Master 2017 2018
Stages de la spécialité SAR
Learning Audio Representation from Usage Data

Site : Learning Audio Representation from Usage Data
Lieu : Deezer HQ, Paris
Encadrant : Viet-Anh Tran & Jimena Royo-Letelier
Dates :du 1/03/2018 au 30/08/2018
Rémunération :1300€/month (gross)
Mots-clés : Parcours ATIAM : Informatique musicale, Parcours ATIAM : Traitement du signal


Learning Audio Representation from Usage Data

Deezer is one of the leading companies in the musical streaming industry, with one of the largest catalog on the market (over 35 Million titles available) and with over 30 million active users spread in more than 180 countries. In this industry, recommendation is one of the key components to retain and attract new users. It helps them to actively explore the vast and mostly unknown musical landscape. It is also central to all enjoyable passive experience relying on generated and personalized content.

Traditional music recommendation engines are based on Collaborative Filtering (CF), the most successful approach to a wide variety of recommendation tasks — including not only music, but also games, books, movies, etc… Systems based on collaborative filters exploit the “wisdom of crowds” to infer usage-based similarities between items, and recommend new items to users by representing and comparing these items in terms of the people who use them. While CF techniques perform well when usage data is available for each item, they suffer from the “cold start” problem : a new item cannot be recommended until it has been consumed and it is less likely to be consumed if it is never recommended, especially in our case where the catalog has millions of titles. Thus, only a tiny fraction of songs may be recommended, making it difficult for users to explore and discover new music. In order to tackle this challenge, one can rely on similarity measures of audio content representations (low dimensional features that contain high-level properties of audio signal related to its musical content), which naturally extends to novel items.

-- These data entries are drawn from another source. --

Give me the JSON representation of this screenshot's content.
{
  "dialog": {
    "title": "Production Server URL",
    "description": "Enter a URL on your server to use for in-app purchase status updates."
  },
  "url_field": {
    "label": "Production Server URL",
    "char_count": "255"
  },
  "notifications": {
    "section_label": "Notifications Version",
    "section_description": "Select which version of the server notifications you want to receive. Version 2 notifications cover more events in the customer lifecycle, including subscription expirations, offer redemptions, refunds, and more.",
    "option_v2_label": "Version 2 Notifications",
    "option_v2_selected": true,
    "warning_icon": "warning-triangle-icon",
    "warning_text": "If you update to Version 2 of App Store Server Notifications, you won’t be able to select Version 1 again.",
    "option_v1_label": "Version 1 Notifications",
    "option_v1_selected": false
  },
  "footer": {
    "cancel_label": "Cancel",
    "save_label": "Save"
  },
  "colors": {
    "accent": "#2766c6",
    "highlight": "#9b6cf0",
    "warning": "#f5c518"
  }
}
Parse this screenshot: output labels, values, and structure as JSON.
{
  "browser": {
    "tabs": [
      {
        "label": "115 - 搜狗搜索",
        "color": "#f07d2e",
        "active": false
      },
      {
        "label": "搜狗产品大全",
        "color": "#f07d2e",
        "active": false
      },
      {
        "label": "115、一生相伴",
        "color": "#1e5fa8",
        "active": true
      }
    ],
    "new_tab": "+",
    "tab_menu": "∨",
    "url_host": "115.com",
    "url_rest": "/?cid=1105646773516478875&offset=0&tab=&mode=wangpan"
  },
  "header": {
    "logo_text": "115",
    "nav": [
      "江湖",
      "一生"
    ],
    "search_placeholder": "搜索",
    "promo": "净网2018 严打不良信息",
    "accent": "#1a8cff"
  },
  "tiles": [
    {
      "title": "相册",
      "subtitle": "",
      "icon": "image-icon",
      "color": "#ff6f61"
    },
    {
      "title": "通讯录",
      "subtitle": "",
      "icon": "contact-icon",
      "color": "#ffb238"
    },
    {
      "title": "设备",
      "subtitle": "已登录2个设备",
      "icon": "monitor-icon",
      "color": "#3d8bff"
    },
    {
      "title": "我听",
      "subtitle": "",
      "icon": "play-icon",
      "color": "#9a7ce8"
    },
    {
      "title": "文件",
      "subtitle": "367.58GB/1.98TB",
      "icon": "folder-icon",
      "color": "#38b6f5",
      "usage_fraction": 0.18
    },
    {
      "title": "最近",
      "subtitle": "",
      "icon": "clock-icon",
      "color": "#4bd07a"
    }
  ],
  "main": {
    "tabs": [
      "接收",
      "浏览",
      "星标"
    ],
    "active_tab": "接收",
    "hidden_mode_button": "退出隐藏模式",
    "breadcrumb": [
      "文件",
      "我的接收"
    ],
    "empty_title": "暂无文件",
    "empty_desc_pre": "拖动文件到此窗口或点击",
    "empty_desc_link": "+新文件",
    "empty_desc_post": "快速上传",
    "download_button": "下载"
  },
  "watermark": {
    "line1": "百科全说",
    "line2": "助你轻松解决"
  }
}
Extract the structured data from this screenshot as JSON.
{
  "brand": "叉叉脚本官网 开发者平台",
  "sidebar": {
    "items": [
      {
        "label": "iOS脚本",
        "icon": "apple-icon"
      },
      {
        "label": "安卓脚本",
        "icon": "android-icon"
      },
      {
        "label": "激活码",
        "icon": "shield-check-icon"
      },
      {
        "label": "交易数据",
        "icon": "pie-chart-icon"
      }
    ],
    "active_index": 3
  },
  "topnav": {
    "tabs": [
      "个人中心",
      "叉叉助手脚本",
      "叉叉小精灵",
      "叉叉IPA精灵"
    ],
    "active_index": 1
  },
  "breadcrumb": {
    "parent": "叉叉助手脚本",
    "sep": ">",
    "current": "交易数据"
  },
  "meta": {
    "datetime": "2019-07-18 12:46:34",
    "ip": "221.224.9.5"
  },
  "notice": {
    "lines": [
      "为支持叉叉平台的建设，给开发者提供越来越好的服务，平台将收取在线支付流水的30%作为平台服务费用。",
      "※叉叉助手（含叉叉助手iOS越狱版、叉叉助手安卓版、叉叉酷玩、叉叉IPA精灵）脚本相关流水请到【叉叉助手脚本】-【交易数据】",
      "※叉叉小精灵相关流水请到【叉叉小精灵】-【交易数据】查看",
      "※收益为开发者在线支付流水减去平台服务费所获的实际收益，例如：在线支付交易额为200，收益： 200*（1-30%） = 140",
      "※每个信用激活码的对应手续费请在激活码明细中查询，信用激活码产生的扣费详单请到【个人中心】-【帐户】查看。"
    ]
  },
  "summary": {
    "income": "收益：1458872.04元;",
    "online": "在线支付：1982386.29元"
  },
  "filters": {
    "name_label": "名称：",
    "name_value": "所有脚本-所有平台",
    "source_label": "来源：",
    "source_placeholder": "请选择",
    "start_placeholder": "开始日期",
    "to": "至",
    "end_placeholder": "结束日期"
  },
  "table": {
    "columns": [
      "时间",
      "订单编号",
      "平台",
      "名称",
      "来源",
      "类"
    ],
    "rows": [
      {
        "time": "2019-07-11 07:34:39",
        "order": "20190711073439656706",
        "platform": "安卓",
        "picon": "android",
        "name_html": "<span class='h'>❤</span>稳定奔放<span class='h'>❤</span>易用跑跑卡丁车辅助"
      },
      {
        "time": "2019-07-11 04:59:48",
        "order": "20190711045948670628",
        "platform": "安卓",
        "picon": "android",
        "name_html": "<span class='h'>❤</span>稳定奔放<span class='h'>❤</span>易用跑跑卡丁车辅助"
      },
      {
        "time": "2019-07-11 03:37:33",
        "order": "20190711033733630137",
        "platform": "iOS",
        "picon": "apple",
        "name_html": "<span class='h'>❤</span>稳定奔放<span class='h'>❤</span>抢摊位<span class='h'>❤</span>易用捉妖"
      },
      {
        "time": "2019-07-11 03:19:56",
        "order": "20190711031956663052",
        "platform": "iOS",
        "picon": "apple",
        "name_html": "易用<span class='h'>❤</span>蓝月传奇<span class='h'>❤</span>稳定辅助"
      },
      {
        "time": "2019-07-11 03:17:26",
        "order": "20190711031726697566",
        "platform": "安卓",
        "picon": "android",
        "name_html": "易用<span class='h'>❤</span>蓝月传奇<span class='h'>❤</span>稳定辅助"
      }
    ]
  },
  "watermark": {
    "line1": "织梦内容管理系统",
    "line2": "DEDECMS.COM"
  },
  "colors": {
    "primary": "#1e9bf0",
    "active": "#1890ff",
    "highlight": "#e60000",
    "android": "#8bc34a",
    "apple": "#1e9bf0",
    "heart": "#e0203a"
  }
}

This internship will focus in the exploration of new techniques for learning audio content representation from samples of usage data, including both theoretical aspects and practical applications. To this end, several approaches would be studied such as :

  • Mapping function : from one representation to another
  • Metrics learning : “similarity function” in one representation is learned from samples in another representation
  • Shared representation learning of both modalities

The intern will be supervised by research scientists and engineers from the R&D team at Deezer. They will provide material and theoretical help for the proposed task. They will also provide cutting edge technology and appropriate calculus power. The intern will be encouraged to propose solutions and work in autonomy.


Master student with strong background in machine learning and development experience.


Strong machine learning knowledge Knowledge of recommender system and music information retrieval is a plus Confidence with Python language Curiosity, autonomy and motivation


Y. Hu, C. Volinsky et Y. Koren, Collaborative filtering for implicit feedback datasets, ICDM Proceedings, 2008.

S. Rendle, C. Freudenthaler, Z. Gantner et L. Schmidt-Thieme, BPR : Bayesian personalized ranking from implicit feedback, Proceedings of the Twenty-Fifth Conference on Uncertainty in Artificial Intelligence. AUAI Press, 2009.

A van den Oord, S. Dieleman et B. Schrauwen, Deep content-based music recommendation, NIPS Proceedings, 2013.

S. Oramas, O. Nieto, M. Sordo et X. Serra, A Deep Multimodal Approach for Cold-start Music Recommendation, RecSys Conference, 2017.

B. McFee, L. Barrington et G. Lanckriet, Learning content similarity for music recommendation, ISMIR, 2007.

F. Schroff, D. Kalenichenko, J. Philbin, FaceNet : A Unified Embedding for Face Recognition and Clustering, in Proceedings of the IEEE Computer Society Conference on Computer Vision and Pattern Recognition, 2015.

J. Ngiam, A. Khosla, M. Kim, J. Nam, H. Lee et A. Y. Ng, Multimodal Deep Learning, in Proceedings of ICML, 2011.